How to Make Pita Bread

FAQ

What’s the difference between Greek pita and regular pita?

Greek pita bread is one of those lesser-known flatbreads that is often referred to as “Mediterranean Pita” or as “pocket-less pita”. Whereas the more common pita bread (sometimes called “Arabic pita”) has a hollow “pocket” that is usually stuffed, Greek pita bread is soft, slightly thicker and has no pocket.

Are pitas healthier than bread?

Pita bread has more fibre than brown bread, making it a healthier option than brown bread. However, pita bread made with sprouted wheat flour has more than three times the amount of folate and vitamins essential for turning food into energy as pita bread made without sprouted wheat flour.

What is the difference between naan and pita?

These two flatbreads, naan and pita are sometimes mistaken, but they’re very different! Naan is thicker and more enriched making it softer. Pitas are a leaner flatbread that is ideal for stuffing with salads, falafel or kebab meat.

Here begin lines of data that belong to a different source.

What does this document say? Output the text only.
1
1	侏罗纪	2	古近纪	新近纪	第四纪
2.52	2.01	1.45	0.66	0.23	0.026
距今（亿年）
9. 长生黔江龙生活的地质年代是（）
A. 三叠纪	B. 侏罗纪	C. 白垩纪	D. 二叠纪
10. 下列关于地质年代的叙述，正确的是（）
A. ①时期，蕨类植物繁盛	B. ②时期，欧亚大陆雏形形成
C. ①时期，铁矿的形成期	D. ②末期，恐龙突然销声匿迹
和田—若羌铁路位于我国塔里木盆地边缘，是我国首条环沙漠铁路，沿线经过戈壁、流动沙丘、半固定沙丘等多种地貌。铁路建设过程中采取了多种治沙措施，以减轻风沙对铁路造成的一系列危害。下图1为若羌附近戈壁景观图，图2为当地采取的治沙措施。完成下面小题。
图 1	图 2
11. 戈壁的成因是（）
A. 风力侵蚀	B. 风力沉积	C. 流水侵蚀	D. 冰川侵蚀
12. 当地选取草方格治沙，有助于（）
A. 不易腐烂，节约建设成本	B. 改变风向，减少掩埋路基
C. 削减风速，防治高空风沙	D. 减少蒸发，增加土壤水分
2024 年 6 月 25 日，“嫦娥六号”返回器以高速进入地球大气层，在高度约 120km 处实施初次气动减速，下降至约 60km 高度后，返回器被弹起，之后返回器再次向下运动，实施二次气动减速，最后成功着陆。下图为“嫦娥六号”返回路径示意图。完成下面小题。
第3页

What are the 5 types of pita?

There are five types of Pitta based on their specialized function, namely, Pachaka Pitta, Ranjaka Pitta, Sadhaka Pitta, Alochaka Pitta and Bhrajaka Pitta.

About the author

Helen is an author and editor at helenbackcafe.com, who has a passion for writing about recipes. She loves to experiment with different ingredients and cooking techniques to create delicious and unique dishes.

Among all the foods, pizza holds a special place in her heart, and she loves exploring different variations and toppings to create the perfect slice. Through her writing, Helen hopes to inspire others to get creative in the kitchen and share their love for food with the world.